On the one hand, Skyward Sword is a fantastic game and one of my favorite games on the Wii.
On the other hand, Skyward Sword is just too much. it is a game I dropped midway through because as fun as it is, there were other games I could play and I got tired of its gameplay loop. That's my main complaint about the game, and it's not something they can fix, though they could do some things to make it a lot better.
That is, my main problem is how the overworld feels like a dungeon. The whole land surface is very puzzle-intensive, with most of the challenge and exploration time of a Zelda dungeon, not an overworld. And then you get to the dungeon, and I often felt like 'I just finished a dungeon, and now I'm put right into another one?' And all the while, you can't go anywhere else. If you return to the sky, when you go back to the surface you return to one of only THREE start points. You cannot return to the statue you warped to the sky from, and getting back to where you were may take a long time. So, in this game you alternate between long sessions in the town and long sessions on the surface. You can't just go back and forth easily like you would in almost any other game in the series, and it feels too limiting. I mean, I'm fine with linearity, I just wanted a bit more variety; break it up more, less long blocks of time doing the same things. The town is great, but why are the segments in town so long? Why can't I do some exploration, then some town, and such? It always used to be like that in Zelda games. But here, no.
So yeah, what would I change? The main thing is to allow warping down to any statue that you can warp up from. That would help a LOT with what is the most annoying thing about Skyward Sword.

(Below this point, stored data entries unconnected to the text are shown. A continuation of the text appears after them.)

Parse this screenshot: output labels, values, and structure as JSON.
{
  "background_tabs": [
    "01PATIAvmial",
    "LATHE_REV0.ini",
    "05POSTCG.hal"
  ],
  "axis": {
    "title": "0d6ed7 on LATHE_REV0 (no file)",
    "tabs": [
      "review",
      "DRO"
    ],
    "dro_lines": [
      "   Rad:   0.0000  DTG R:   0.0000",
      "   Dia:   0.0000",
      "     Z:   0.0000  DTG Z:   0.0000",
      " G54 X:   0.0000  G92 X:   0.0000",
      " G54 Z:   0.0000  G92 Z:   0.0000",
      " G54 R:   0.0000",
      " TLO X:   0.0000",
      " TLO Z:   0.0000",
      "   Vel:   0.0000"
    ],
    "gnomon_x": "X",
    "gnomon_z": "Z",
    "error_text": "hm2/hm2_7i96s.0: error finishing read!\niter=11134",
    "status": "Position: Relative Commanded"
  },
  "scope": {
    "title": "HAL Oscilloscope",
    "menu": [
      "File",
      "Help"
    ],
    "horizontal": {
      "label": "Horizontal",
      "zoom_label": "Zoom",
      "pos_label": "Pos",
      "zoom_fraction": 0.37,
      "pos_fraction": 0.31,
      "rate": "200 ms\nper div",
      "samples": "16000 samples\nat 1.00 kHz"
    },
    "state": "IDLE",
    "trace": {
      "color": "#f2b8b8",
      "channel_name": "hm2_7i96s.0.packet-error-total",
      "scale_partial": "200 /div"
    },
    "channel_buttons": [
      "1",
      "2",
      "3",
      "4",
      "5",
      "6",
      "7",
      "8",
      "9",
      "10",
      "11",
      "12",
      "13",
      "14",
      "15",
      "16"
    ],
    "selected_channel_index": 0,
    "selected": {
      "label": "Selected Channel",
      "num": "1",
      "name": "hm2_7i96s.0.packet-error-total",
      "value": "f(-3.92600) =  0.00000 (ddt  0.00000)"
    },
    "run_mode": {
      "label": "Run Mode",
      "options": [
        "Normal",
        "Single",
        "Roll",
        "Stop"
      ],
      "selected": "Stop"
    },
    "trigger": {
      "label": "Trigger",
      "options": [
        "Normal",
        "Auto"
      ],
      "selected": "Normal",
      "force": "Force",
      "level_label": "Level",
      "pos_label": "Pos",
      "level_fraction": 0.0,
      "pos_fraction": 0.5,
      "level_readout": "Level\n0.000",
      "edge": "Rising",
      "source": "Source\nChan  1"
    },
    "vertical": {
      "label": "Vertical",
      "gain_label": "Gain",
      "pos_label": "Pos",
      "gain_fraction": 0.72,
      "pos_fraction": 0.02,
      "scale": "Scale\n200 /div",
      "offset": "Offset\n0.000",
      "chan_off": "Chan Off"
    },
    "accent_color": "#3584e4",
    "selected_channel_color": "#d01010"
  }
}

As for DJ's list... the first thing would be nice, sure. It's a small thing but that'd be neat. For the second, Fi never bothered me at all, so I don't agree there. Point three, on letting you go to more areas at the start, sure, why not. I don't think that fixes the main problem, letting you warp down to any warp-up (save) point would be much more useful, but it's something. Point four, stamina, yeah we all know they aren't doing that. Breath of the Wild's focus on its stamina meter proves that one. I don't love it either, but it's staying. Five, save anywhere... yes, I am always a strong supporter of save anywhere, do that for sure! And six, I don't think I saw that or at least I don't remember it.
Sacred Jellybean Wrote:Didn't they need to release a special wiimote for that game (with accelerators, I think?), so the game could tell which direction you were slashing (diagonal, horizontal, etc)? Can the joy-cons do that as they are? I honestly had trouble with that. Kind of frustrating, particularly when some enemies had an electric sword that paralyzes you if you slash the wrong way.
Skyward Sword requires a Motion+ Wiimote or a Motion+ addon for your regular Wiimote, yes. Plenty of later Wii games require Motion+. What that is is a better tilt motion sensor than the one in a base Wiimote. The good news is, since Skyward Sword uses tilt motion more so than it does pointer motion, it should work reasonably well on Joycons. Joycons can only do tilt motion, after all, and not pointer. I'm sure Joycons do tilt motion just a well as or better than Motion+.
Nintendo has said that while this version will add button controls, it won't just have an attack button. Instead the right stick will control your sword, which makes sense given how important swing direction is in the game.